Being Resourceful – Part I

Posted on Jan 8 2013 by pomomojo in Board Games

One thing I really enjoy is playing a game for the first time. There’s a mystery to be solved as the rules are first explained to you and your first game plays out. You see how all the different parts fit together and start to glimpse how certain strategies might work or not work. For others, though, this process is not so appealing since new games can seem overwhelming. Where do you start in your quest to master the game system?

One thing that works well for me is to start by figuring out what resources are available in the game and how you are allowed to manipulate them, accelerate them, or accumulate them. In a game like Monopoly, this is a fairly easy task. Just like in real life, your primary resource is money. This is why Monopoly works as a family game – the basic strategy is intuitive to those of us raised in a capitalist world. More money is better than less money. You want to collect money from your opponents and keep them from taking your money. Most children can grasp this right away.

So how do the players interact with the Monopoly economy? Well, you collect $200 for passing Go, so that is one means of adding to your bank.
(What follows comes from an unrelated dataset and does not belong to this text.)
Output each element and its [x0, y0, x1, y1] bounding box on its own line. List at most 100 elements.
In this game, however, you have almost no control over how often you pass Go – the dice and cards take care of this for you. There is one choice in this area you do get to make: when to leave jail. Once you are sent to jail you can immediately pay a fine of $50 and continue playing, or you can try to roll doubles for two turns before paying your fine. The basic strategy consideration here, then, is when is it worth paying the $50 on turn one and when is it better to pay the money on turn 3?

Every turn you spend in jail is one less turn you are moving toward Go or landing on available properties. On the other hand, every turn in jail is one less turn you are landing on other players’ properties and paying rent. Your job is to calculate which option pays off better for you. Is passing Go and possibly buying a property worth maybe paying rent or is the “safety” of your jail cell well worth forgoing your $200 for another two turns?

The biggest strategic decision will be which properties to buy. The very first thing you learn is that a set of properties is worth more than individual ones since they allow you to build houses and hotels and charge more. You must also consider how much to pay should a property go to auction. How much return can you expect to get on your investment? Finally, you need to consider which properties on the board to actually collect, keeping in mind the likelihood of opponents landing there, as I discussed in a previous blog post.

Taken all together we see that Monopoly is not a highly complex game but one where your strategy slowly improves as you increase your mastery of the game’s primary resource – money. First you identify what the primary resource is and how it relates to victory. Next you catalog the ways you can acquire or spend the resource. Finally, you search for every strategy that allows you to maximize your rate of return on your investments while playing. How far you are willing to go during this last step usually determines how often you win.